Ohai had a population of 267 at the 2018 New Zealand census, a decrease of 39 people (−12.7%) since the 2013 census, and a decrease of 90 people (−25.2%) since the 2006 census. There were 117 households, comprising 144 males and 123 females, giving a sex ratio of 1.17 males per female, with 39 people (14.6%) aged under 15 years, 39 (14.6%) aged 15 to 29, 135 (50.6%) aged 30 to 64, and 51 (19.1%) aged 65 or older.

Ethnicities were 74.2% European/Pākehā, 41.6% Māori, and 1.1% other ethnicities. People may identify with more than one ethnicity.

Although some people chose not to answer the census's question about religious affiliation, 42.7% had no religion, 34.8% were Christian, 3.4% had Māori religious beliefs, 1.1% were Hindu and 4.5% had other religions.

Of those at least 15 years old, 6 (2.6%) people had a bachelor's or higher degree, and 93 (40.8%) people had no formal qualifications. 9 people (3.9%) earned over $70,000 compared to 17.2% nationally. The employment status of those at least 15 was that 78 (34.2%) people were employed full-time, 33 (14.5%) were part-time, and 15 (6.6%) were unemployed.

==Infrastructure==
Ohai is the terminus of , which runs from Mataura via Hedgehope and Winton. The primary school closed in 2003 and students now attend school in nearby Nightcaps. A heated and covered swimming pool, tennis courts, golf course, a bowls club, a police station, and a recreational reserve are located in the town.

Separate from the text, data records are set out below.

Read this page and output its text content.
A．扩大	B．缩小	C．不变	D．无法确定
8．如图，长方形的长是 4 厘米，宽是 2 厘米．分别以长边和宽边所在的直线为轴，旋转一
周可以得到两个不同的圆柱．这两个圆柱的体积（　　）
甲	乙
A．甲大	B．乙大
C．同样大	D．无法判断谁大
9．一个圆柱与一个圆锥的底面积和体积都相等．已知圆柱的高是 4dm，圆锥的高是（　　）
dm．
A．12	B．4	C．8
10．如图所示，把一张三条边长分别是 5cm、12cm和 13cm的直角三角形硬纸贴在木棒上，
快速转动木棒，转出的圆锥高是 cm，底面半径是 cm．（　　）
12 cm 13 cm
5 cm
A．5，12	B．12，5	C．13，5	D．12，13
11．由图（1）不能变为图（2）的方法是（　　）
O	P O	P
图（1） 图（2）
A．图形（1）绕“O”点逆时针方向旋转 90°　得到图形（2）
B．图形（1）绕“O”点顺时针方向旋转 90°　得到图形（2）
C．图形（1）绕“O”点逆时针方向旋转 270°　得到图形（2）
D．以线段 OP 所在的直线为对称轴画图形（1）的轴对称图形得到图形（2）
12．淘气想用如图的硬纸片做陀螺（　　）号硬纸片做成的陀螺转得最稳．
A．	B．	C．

The Takitimu District Pool is a large (33 metre) heated, covered pool in Ohai. It is open for use during daylight hours from around late October through to March. Sliding doors allow the pool area to be opened out to an outdoor garden. Public sessions are available at certain times most afternoons during the season. Once a week during these sessions the 'inflatable' is used in the pool. Alternatively, family or single keys can be purchased seasonally, providing users with unlimited use during daylight hours. Local coal, supplied by Solid Energy, heats the swimming pool. Many volunteers donate their time to help maintain and manage this facility.

Despite concerns about the closure of the mine, many residents look forward to the establishment of recreational lakes that will be connected to the local trout stream, and the construction of walkways around the Morley streams and proposed lakes. An example of the coal mine rehabilitation with the similar community use concept can be found at Glyncorrwg, South Wales, United Kingdom.

==Threat of mine subsidence==

Map showing extent of underground mining in Ohai area.

During 2012 there was some concern from some residents of a possible mine subsidence risk in Ohai, due to several old mining tunnels under the Northern part of the township dating from pre-World War II, the old Wairaki 3 mine works.

In July, a man had called the council claiming his drainage system was affected by subsidence, but an engineer had concluded it was not the case.
Solid Energy had told the council the risk of subsidence from the old Wairaki 3 mine works, which lie under the northern side of the township, was "very minimal", he said, since subsidence normally occurred in the first few years, but they would continue working together to examine it.

After an unrelated survey of 2 km of pipes was completed, Council Chief executive Dave Adamson said overall, the survey work did not highlight any areas that may cause significant immediate concern. "Now that we have some good information on the condition of the pipes it will allow us to plan better for the long term. It needs to be made clear the purpose of the survey was to determine the condition and remaining life of the pipes, it was not to prove or disprove the existence of a subsidence issue or problem." "However, any subsidence would have been obvious during the camera survey", Mr Adamson said.

Ohai CDA chairman John Hogg said he had not heard of houses or gardens subsiding in the township. Council chief executive Dave Adamson said he had asked staff to look at the problem, but many old mining towns in New Zealand had tunnels underneath them. "As far as I know we haven't had any direct reports of subsidence issues to date," he said. However, going public with the potential subsidence issue was not welcomed by some in Ohai. One of the CDA members who resigned, said he was unhappy another CDA member had gone to the Southland Times,(Regional Newspaper).